Since the no-frills carrier first arrived in Houston last June, I have boarded the bus with three girlfriends and a box of white wine for a weekend stay in New Orleans, I've taken it on a whirlwind trip around Texas and I've snagged a last-minute seat on the double-decker from Austin.
"Bus travel — now it is a cool thing, a happening sector."
It's impossibly cheap, it's relatively clean and it's convenient. The weirdos seem to be at a minimum and, in my experience, the bus always arrives on time — and sometimes early, unheard of in the transportation industry. Plus, beyond beating the hell out of driving, there's something about it that feels sort of subversive. Cool, even.
"Bus travel — now it is a cool thing, a happening sector," said Joseph P. Schwieterman of DePaul University upon the release of a recent study on the benefits and costs of public transport, confirming my belief.
Megabus has been steadily increasing its Texas routes over the past several months, adding stops in Brenham, Giddings, Katy, La Grange, Prairie View and more.
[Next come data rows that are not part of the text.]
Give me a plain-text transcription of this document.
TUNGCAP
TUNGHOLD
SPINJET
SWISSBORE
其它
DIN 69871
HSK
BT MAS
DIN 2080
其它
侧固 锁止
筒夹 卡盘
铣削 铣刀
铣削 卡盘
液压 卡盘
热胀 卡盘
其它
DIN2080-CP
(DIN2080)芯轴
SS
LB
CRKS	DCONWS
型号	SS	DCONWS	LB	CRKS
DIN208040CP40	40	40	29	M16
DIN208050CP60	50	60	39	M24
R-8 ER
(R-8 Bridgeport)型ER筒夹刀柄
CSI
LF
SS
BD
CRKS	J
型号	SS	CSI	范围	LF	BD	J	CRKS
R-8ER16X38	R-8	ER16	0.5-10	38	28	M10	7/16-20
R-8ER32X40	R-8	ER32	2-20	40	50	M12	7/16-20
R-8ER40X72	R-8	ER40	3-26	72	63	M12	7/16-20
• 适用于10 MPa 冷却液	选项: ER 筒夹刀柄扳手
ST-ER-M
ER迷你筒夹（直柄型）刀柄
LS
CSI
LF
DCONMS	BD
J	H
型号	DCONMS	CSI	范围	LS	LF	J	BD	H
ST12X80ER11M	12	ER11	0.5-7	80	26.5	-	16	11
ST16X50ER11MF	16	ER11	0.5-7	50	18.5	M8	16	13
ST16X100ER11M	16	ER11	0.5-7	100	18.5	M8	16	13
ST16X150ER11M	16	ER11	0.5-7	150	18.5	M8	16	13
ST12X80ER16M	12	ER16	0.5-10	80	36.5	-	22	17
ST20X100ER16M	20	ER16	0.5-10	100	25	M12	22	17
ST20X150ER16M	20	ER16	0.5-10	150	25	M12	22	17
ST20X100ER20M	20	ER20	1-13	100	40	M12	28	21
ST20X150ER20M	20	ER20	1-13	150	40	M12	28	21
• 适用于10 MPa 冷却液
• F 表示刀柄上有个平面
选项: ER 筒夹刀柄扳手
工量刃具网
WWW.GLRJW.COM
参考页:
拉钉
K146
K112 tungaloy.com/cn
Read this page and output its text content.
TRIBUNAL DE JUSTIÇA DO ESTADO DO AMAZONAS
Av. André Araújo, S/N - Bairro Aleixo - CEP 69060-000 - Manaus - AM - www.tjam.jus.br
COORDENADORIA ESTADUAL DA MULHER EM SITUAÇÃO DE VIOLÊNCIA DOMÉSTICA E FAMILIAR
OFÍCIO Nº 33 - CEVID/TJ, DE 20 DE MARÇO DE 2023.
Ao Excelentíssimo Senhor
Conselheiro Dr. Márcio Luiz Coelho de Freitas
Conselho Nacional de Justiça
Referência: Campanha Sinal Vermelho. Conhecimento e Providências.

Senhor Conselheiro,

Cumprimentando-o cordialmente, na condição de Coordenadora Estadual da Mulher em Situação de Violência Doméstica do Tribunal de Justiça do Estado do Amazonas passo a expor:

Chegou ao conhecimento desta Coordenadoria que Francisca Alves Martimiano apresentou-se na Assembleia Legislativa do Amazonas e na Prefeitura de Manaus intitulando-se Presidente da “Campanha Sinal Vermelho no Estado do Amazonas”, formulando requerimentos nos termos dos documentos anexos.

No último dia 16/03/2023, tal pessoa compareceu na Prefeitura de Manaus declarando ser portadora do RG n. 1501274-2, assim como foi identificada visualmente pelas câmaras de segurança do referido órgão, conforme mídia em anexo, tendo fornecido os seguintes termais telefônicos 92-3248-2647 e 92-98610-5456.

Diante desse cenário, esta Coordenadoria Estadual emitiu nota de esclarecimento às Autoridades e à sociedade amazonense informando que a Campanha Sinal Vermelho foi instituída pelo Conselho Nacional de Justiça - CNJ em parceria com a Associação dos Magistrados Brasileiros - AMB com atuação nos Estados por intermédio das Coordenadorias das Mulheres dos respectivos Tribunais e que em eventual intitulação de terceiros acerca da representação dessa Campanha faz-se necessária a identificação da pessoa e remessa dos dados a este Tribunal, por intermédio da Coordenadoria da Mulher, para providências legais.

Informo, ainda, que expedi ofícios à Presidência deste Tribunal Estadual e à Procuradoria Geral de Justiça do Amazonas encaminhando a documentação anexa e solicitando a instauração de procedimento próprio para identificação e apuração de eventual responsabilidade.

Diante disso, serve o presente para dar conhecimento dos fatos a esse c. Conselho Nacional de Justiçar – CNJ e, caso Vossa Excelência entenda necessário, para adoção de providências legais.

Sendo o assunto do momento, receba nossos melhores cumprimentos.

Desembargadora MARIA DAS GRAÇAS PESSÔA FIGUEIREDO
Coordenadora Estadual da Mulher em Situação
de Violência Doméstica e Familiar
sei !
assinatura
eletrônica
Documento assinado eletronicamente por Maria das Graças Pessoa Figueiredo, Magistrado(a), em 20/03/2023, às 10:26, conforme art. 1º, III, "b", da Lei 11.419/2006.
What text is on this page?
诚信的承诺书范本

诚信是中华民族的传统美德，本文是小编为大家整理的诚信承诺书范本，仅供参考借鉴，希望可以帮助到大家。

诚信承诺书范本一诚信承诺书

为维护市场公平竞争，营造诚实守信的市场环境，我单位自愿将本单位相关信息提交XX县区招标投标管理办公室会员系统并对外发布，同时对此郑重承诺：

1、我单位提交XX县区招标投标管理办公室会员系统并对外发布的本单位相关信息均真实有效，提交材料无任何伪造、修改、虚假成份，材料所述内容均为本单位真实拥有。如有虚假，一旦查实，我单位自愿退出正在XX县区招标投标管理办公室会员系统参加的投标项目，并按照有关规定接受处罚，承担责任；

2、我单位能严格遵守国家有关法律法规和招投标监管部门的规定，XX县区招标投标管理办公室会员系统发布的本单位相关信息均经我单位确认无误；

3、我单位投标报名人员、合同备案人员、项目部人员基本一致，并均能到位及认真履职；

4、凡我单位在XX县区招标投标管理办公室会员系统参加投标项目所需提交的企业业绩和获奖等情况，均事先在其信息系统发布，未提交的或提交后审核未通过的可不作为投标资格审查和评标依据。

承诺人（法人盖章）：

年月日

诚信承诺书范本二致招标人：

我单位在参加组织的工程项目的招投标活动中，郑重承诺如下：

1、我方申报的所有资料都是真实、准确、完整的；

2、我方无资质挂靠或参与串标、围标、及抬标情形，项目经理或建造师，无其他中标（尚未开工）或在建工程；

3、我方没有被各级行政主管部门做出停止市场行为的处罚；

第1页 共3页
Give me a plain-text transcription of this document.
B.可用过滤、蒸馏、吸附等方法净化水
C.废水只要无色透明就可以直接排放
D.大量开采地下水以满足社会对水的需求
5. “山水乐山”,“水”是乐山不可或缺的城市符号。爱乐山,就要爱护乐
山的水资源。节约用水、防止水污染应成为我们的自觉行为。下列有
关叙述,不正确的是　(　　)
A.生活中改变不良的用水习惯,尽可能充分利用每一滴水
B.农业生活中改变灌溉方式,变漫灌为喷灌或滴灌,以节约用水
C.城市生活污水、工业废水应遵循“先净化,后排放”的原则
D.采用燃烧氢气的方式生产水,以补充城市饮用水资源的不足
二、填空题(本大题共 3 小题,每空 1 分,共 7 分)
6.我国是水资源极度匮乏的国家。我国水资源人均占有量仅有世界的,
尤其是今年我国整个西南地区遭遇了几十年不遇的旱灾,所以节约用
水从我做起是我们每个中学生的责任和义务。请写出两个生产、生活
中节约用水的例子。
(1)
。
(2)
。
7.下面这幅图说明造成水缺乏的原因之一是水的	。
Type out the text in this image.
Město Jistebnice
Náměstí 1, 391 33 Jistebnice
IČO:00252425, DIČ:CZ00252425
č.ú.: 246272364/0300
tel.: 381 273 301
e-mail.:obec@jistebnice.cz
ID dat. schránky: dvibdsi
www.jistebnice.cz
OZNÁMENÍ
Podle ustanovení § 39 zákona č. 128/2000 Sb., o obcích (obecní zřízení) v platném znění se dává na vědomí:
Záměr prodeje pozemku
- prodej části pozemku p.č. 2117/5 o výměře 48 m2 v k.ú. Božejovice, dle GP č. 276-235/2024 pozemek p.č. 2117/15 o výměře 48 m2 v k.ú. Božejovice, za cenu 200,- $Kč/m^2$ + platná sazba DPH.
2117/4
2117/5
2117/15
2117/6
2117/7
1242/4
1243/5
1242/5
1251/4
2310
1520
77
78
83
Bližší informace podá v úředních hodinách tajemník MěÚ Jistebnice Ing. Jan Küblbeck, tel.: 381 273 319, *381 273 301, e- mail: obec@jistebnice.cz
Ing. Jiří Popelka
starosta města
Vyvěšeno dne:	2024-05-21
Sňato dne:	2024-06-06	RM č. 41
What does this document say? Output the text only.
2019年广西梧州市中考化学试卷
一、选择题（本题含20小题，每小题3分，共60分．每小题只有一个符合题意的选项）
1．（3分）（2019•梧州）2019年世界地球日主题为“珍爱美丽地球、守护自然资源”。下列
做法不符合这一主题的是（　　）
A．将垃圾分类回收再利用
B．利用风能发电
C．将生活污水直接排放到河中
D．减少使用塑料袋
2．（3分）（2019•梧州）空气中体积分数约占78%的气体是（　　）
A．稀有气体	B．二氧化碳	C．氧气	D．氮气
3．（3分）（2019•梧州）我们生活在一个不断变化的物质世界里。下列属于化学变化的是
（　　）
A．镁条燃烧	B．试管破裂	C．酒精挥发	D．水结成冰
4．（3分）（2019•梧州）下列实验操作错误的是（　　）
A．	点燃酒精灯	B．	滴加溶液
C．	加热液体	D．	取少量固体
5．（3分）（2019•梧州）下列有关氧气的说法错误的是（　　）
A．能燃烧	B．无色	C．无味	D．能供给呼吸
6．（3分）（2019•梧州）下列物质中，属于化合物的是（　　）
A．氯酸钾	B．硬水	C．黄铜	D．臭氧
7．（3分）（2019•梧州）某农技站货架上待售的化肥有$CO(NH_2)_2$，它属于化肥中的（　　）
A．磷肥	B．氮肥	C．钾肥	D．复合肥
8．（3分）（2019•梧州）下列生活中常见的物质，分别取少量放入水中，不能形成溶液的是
And Galveston is next on its list, according to Guidry News.
Kerrville Bus Company previously operated the route between Houston and Galveston, and the island city's Intermodal Transportation Committee unanimously voted last week to endorse Megabus' request to use city right of ways until a new Downtown Transportation Terminal is complete.
"Megabus could be operating from downtown [with a stop at 20th and Market] by the end of February," John Carrara, transportation consultant for the Goodman Corporation, told the online news station. "And then they will move to the terminal when the terminal opens."
If only Megabus would install a bike rack on each vehicle, it would be a daytrippers' dream.